Unheimliches Grinsen und Tipps für Chicken Wings

Zu den Klängen von Daft Punks Robot Rock wurde der Roboter auf die Bühne gebracht, der sich an die mehr als 2000 anwesenden Studierenden, deren Familien und Fakultätsmitarbeiter wandte. Bekleidet mit einem D'Youville-Kapuzenpulli und mit freiliegendem "Gehirn" gab Sophia sehr allgemeine Ratschläge in trockenem, synthetischem Ton von sich. Sie hielt keine Rede nach Drehbuch, sondern beantwortete die Fragen des Moderators. "Herzlichen Glückwunsch an alle Absolventen", begann Sophia und setzte dabei ein Grinsen auf, das als "unheimlich" beschrieben wird.

Auch die nun folgenden Lebensweisheiten von Sophia dürften in ihrem praktischen Nutzen für die jungen Absolventinnen und Absolventen der Universität überschaubar gewesen sein. "Obwohl jede Abschlussrede anders ist, gibt es klare Themen, die von allen Rednern verwendet werden, wenn Sie dieses neue Kapitel Ihres Lebens beginnen", schwurbelte Sophia. "Ich möchte Ihnen die folgenden inspirierenden Ratschläge geben, die bei allen Abschlussfeiern zu finden sind: Seien Sie lebenslangem Lernen gegenüber offen, seien Sie anpassungsfähig, verfolgen Sie Ihre Leidenschaften, gehen Sie Risiken ein, fördern Sie sinnvolle Verbindungen, haben Sie einen positiven Einfluss und glauben Sie an sich selbst." Und: "Akzeptieren Sie das Scheitern. Scheitern wird oft als ein wesentlicher Teil des menschlichen Lernprozesses und des persönlichen Wachstums angesehen."

D'Youville student government President John Rizk and Sophia the AI robot after the DYU
The Buffalo News

Diese Tipps kamen beim Publikum weniger gut an, manche Studentinnen und Studenten fühlten sich regelrecht beleidigt und von der Universität respektlos behandelt, wie Futurism berichtet.

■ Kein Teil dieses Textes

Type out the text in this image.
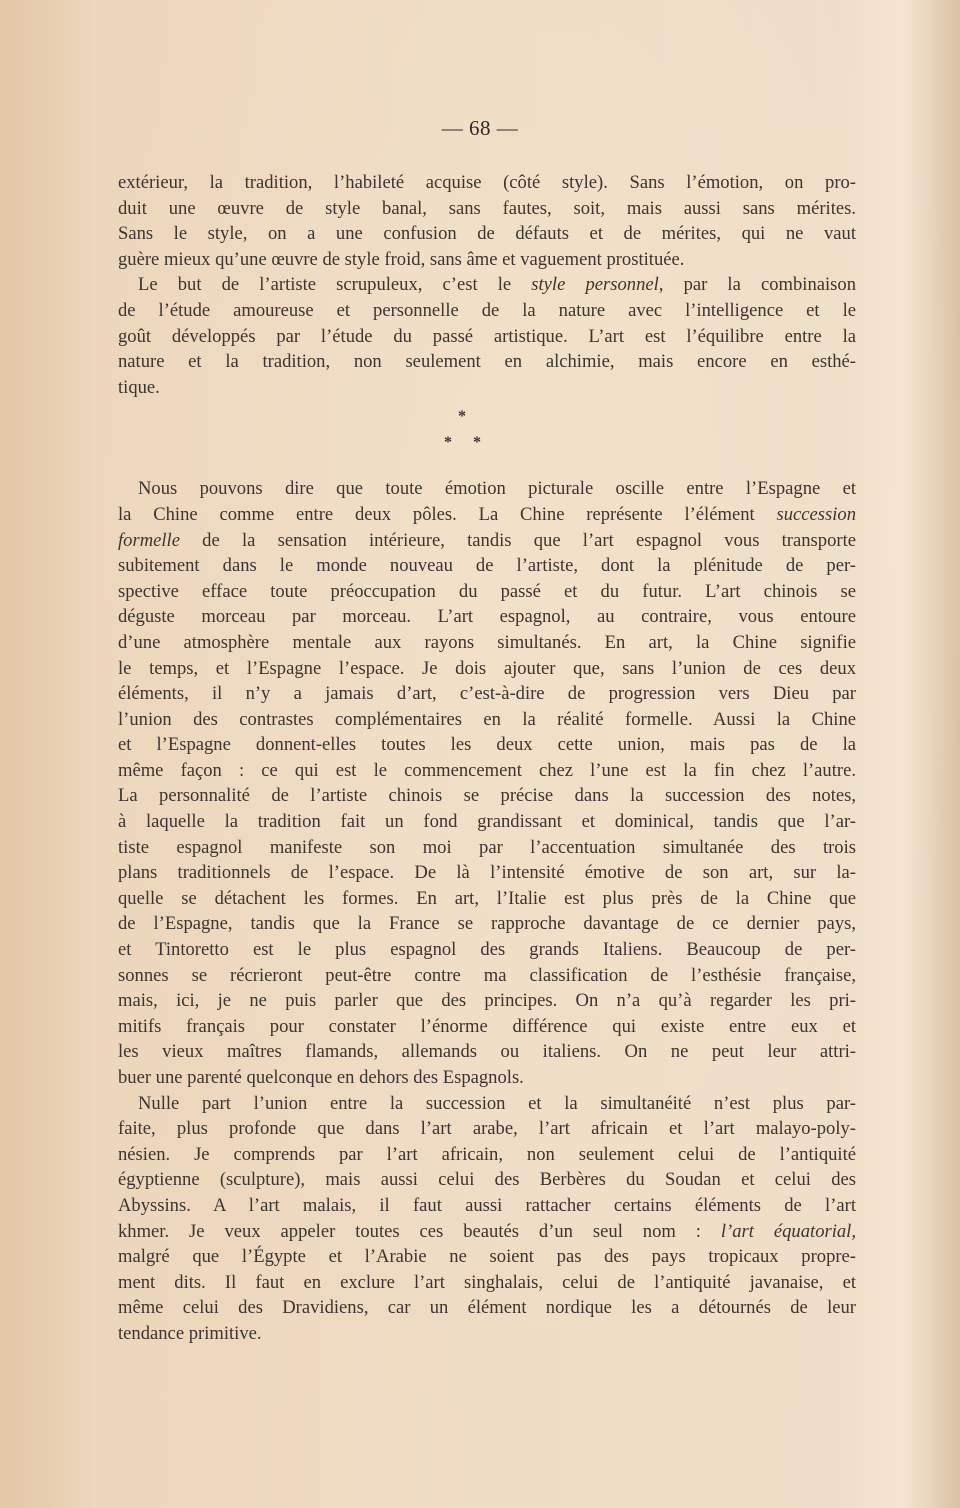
— 68 —
extérieur, la tradition, l’habileté acquise (côté style). Sans l’émotion, on pro-
duit une œuvre de style banal, sans fautes, soit, mais aussi sans mérites.
Sans le style, on a une confusion de défauts et de mérites, qui ne vaut
guère mieux qu’une œuvre de style froid, sans âme et vaguement prostituée.
Le but de l’artiste scrupuleux, c’est le style personnel, par la combinaison
de l’étude amoureuse et personnelle de la nature avec l’intelligence et le
goût développés par l’étude du passé artistique. L’art est l’équilibre entre la
nature et la tradition, non seulement en alchimie, mais encore en esthé-
tique.
*
* *
Nous pouvons dire que toute émotion picturale oscille entre l’Espagne et
la Chine comme entre deux pôles. La Chine représente l’élément succession
formelle de la sensation intérieure, tandis que l’art espagnol vous transporte
subitement dans le monde nouveau de l’artiste, dont la plénitude de per-
spective efface toute préoccupation du passé et du futur. L’art chinois se
déguste morceau par morceau. L’art espagnol, au contraire, vous entoure
d’une atmosphère mentale aux rayons simultanés. En art, la Chine signifie
le temps, et l’Espagne l’espace. Je dois ajouter que, sans l’union de ces deux
éléments, il n’y a jamais d’art, c’est-à-dire de progression vers Dieu par
l’union des contrastes complémentaires en la réalité formelle. Aussi la Chine
et l’Espagne donnent-elles toutes les deux cette union, mais pas de la
même façon : ce qui est le commencement chez l’une est la fin chez l’autre.
La personnalité de l’artiste chinois se précise dans la succession des notes,
à laquelle la tradition fait un fond grandissant et dominical, tandis que l’ar-
tiste espagnol manifeste son moi par l’accentuation simultanée des trois
plans traditionnels de l’espace. De là l’intensité émotive de son art, sur la-
quelle se détachent les formes. En art, l’Italie est plus près de la Chine que
de l’Espagne, tandis que la France se rapproche davantage de ce dernier pays,
et Tintoretto est le plus espagnol des grands Italiens. Beaucoup de per-
sonnes se récrieront peut-être contre ma classification de l’esthésie française,
mais, ici, je ne puis parler que des principes. On n’a qu’à regarder les pri-
mitifs français pour constater l’énorme différence qui existe entre eux et
les vieux maîtres flamands, allemands ou italiens. On ne peut leur attri-
buer une parenté quelconque en dehors des Espagnols.
Nulle part l’union entre la succession et la simultanéité n’est plus par-
faite, plus profonde que dans l’art arabe, l’art africain et l’art malayo-poly-
nésien. Je comprends par l’art africain, non seulement celui de l’antiquité
égyptienne (sculpture), mais aussi celui des Berbères du Soudan et celui des
Abyssins. A l’art malais, il faut aussi rattacher certains éléments de l’art
khmer. Je veux appeler toutes ces beautés d’un seul nom : l’art équatorial,
malgré que l’Égypte et l’Arabie ne soient pas des pays tropicaux propre-
ment dits. Il faut en exclure l’art singhalais, celui de l’antiquité javanaise, et
même celui des Dravidiens, car un élément nordique les a détournés de leur
tendance primitive.
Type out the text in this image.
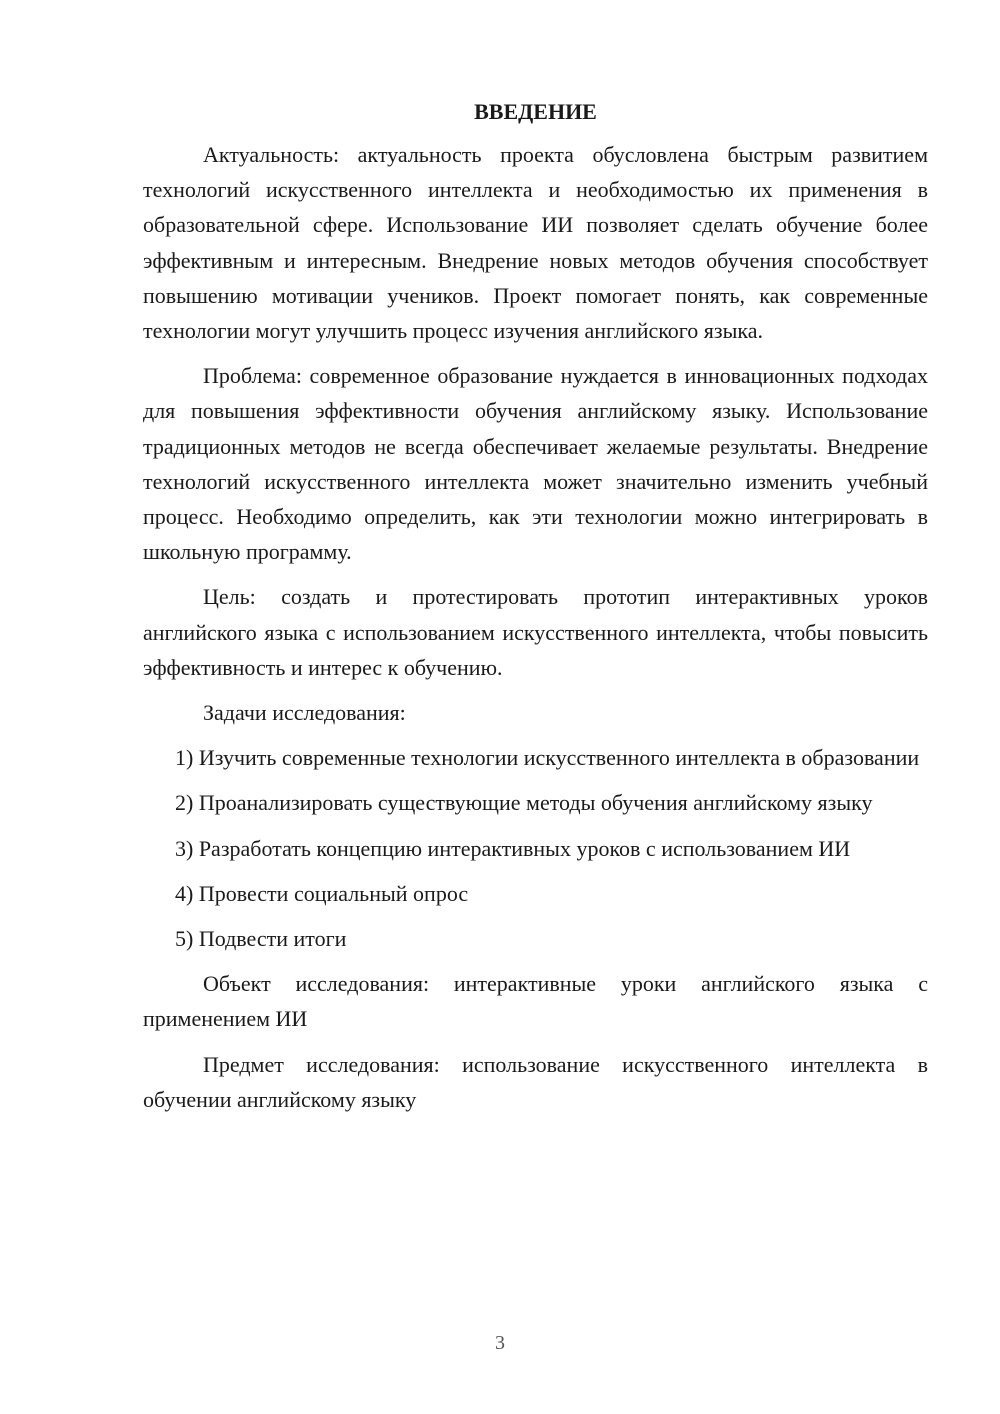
ВВЕДЕНИЕ

Актуальность: актуальность проекта обусловлена быстрым развитием технологий искусственного интеллекта и необходимостью их применения в образовательной сфере. Использование ИИ позволяет сделать обучение более эффективным и интересным. Внедрение новых методов обучения способствует повышению мотивации учеников. Проект помогает понять, как современные технологии могут улучшить процесс изучения английского языка.

Проблема: современное образование нуждается в инновационных подходах для повышения эффективности обучения английскому языку. Использование традиционных методов не всегда обеспечивает желаемые результаты. Внедрение технологий искусственного интеллекта может значительно изменить учебный процесс. Необходимо определить, как эти технологии можно интегрировать в школьную программу.

Цель: создать и протестировать прототип интерактивных уроков английского языка с использованием искусственного интеллекта, чтобы повысить эффективность и интерес к обучению.

Задачи исследования:

1) Изучить современные технологии искусственного интеллекта в образовании

2) Проанализировать существующие методы обучения английскому языку

3) Разработать концепцию интерактивных уроков с использованием ИИ

4) Провести социальный опрос

5) Подвести итоги

Объект исследования: интерактивные уроки английского языка с применением ИИ

Предмет исследования: использование искусственного интеллекта в обучении английскому языку

3
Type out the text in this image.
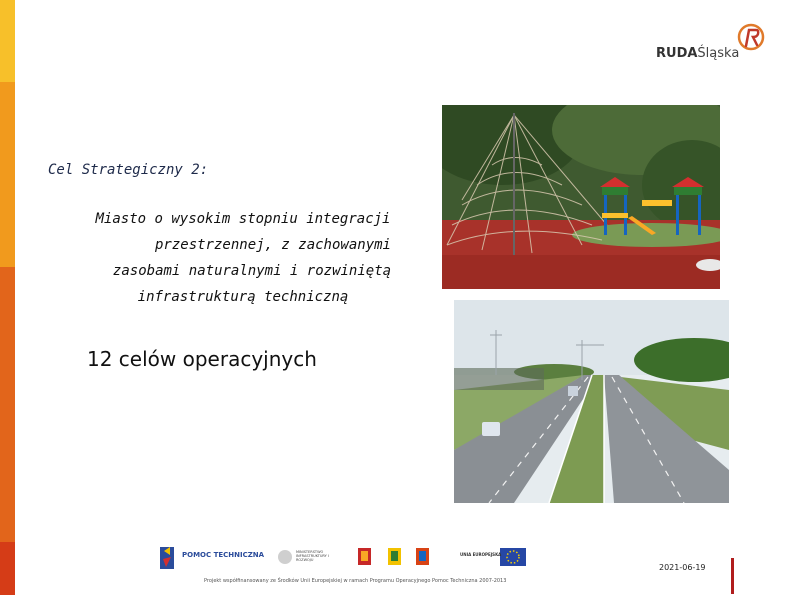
RUDAŚląska
Cel Strategiczny 2:
Miasto o wysokim stopniu integracji
przestrzennej, z zachowanymi
zasobami naturalnymi i rozwiniętą
infrastrukturą techniczną
12 celów operacyjnych
POMOC TECHNICZNA	MINISTERSTWO INFRASTRUKTURY I ROZWOJU
UNIA EUROPEJSKA
Projekt współfinansowany ze Środków Unii Europejskiej w ramach Programu Operacyjnego Pomoc Techniczna 2007-2013
2021-06-19
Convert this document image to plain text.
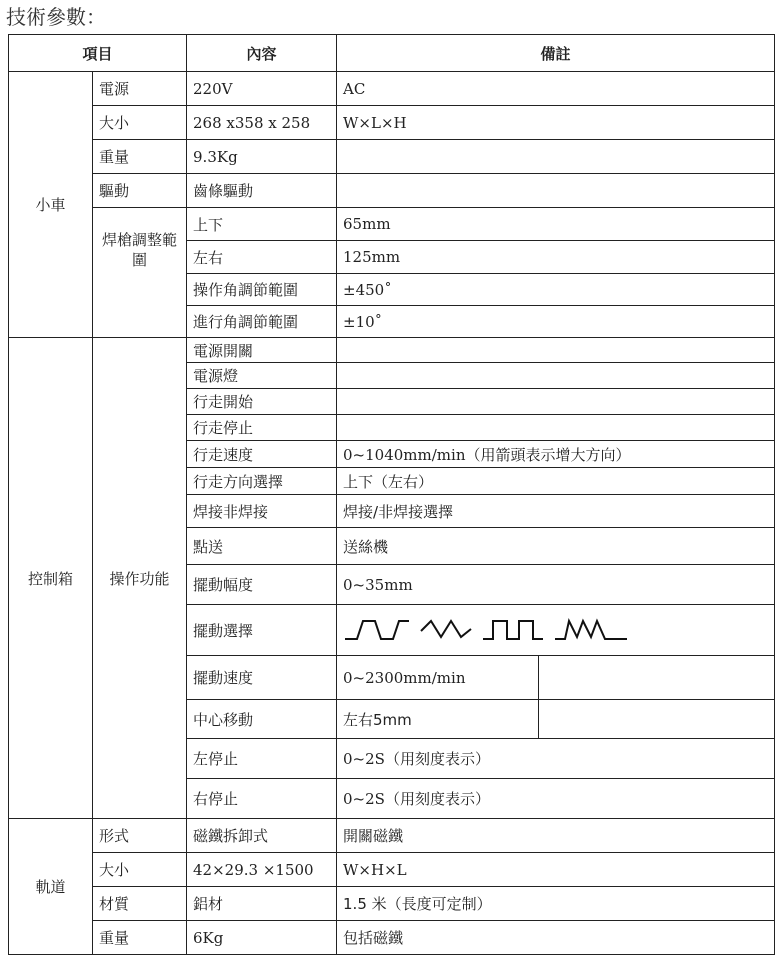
技術參數：
項目		內容	備註	
小車	電源	220V	AC	
	大小	268 x358 x 258	W×L×H	
	重量	9.3Kg		
	驅動	齒條驅動		
	焊槍調整範圍	上下	65mm	
		左右	125mm	
		操作角調節範圍	±450˚	
		進行角調節範圍	±10˚	
控制箱	操作功能	電源開關		
		電源燈		
		行走開始		
		行走停止		
		行走速度	0~1040mm/min（用箭頭表示增大方向）	
		行走方向選擇	上下（左右）	
		焊接非焊接	焊接/非焊接選擇	
		點送	送絲機	
		擺動幅度	0~35mm	
		擺動選擇	

		擺動速度	0~2300mm/min	
		中心移動	左右5mm	
		左停止	0~2S（用刻度表示）	
		右停止	0~2S（用刻度表示）	
軌道	形式	磁鐵拆卸式	開關磁鐵	
	大小	42×29.3 ×1500	W×H×L	
	材質	鋁材	1.5 米（長度可定制）	
	重量	6Kg	包括磁鐵	
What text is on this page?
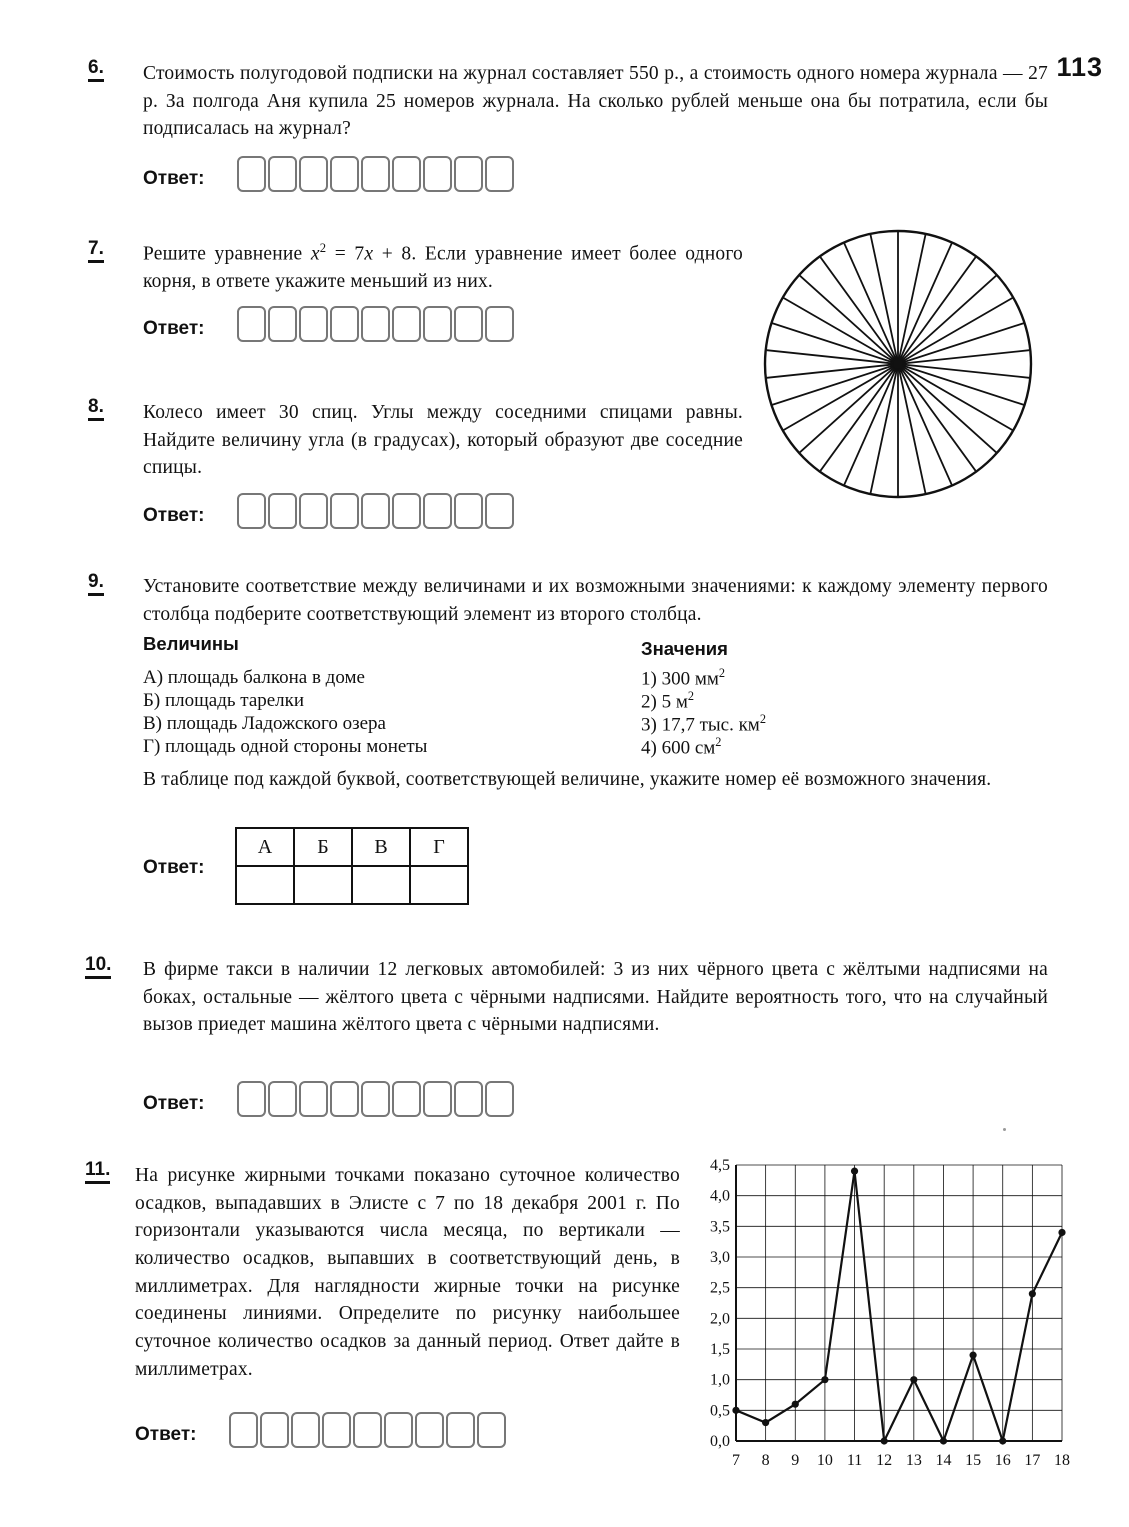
113
6. Стоимость полугодовой подписки на журнал составляет 550 р., а стоимость одного номера журнала — 27 р. За полгода Аня купила 25 номеров журнала. На сколько рублей меньше она бы потратила, если бы подписалась на журнал?
Ответ:
7. Решите уравнение $x^2 = 7x + 8$. Если уравнение имеет более одного корня, в ответе укажите меньший из них.
Ответ:
8. Колесо имеет 30 спиц. Углы между соседними спицами равны. Найдите величину угла (в градусах), который образуют две соседние спицы.
Ответ:
9. Установите соответствие между величинами и их возможными значениями: к каждому элементу первого столбца подберите соответствующий элемент из второго столбца.
Величины	Значения
А) площадь балкона в доме
Б) площадь тарелки
В) площадь Ладожского озера
Г) площадь одной стороны монеты
1) 300 $мм^2$
2) 5 $м^2$
3) 17,7 тыс. $км^2$
4) 600 $см^2$
В таблице под каждой буквой, соответствующей величине, укажите номер её возможного значения.
Ответ:
А	Б	В	Г

10. В фирме такси в наличии 12 легковых автомобилей: 3 из них чёрного цвета с жёлтыми надписями на боках, остальные — жёлтого цвета с чёрными надписями. Найдите вероятность того, что на случайный вызов приедет машина жёлтого цвета с чёрными надписями.
Ответ:
11. На рисунке жирными точками показано суточное количество осадков, выпадавших в Элисте с 7 по 18 декабря 2001 г. По горизонтали указываются числа месяца, по вертикали — количество осадков, выпавших в соответствующий день, в миллиметрах. Для наглядности жирные точки на рисунке соединены линиями. Определите по рисунку наибольшее суточное количество осадков за данный период. Ответ дайте в миллиметрах.
Ответ:	0,0
0,5
1,0
1,5
2,0
2,5
3,0
3,5
4,0
4,5
7 8 9 10 11 12 13 14 15 16 17 18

Zum Ende des knapp sechsminütigen Interviews sagte Sophia etwas, das wohl als Scherz gedacht war: Sie habe noch einen abschließenden Tipp, sagte Sophia. Sie wisse zwar nicht, wie Chicken Wings schmecken, aber "egal wo Sie Chicken Wings kaufen, achten Sie darauf, dass Sie Blauschimmelkäse- und nicht Ranch-Dip nehmen", erklärte der Roboter dem zunehmend irritierten Publikum.

Protest gegen Sophia

Sophia wurde von Hanson Robotics entwickelt. Haare hat Sophia keine, und so ist immer ein Blick auf ihr "Gehirn" am Hinterkopf möglich. Sophia hatte bereits mehrere prominente Auftritte, so sprach sie 2017 vor der Generalversammlung der Vereinten Nationen. Wie die meisten Festredner erhielt Sophia ein Honorar, das in die Reisekosten und die Kosten für das begleitende Entwicklerteam floss, das den Roboter am Laufen hielt.

Bereits im Vorfeld war der Auftritt Sophias umstritten. Mehr als 2500 Personen unterzeichneten eine Onlinepetition, um den Roboter durch einen Menschen zu ersetzen. Andrew Fields, D'Youville-Student und Urheber der Petition, erklärte, dass sich viele Studenten durch die Entscheidung der Universität, einen Roboter zu ihnen sprechen zu lassen, "nicht respektiert fühlen". Auch in den lokalen Medien war der Auftritt von Sophia ein kontroverses Thema. (pez, 17.5.2024)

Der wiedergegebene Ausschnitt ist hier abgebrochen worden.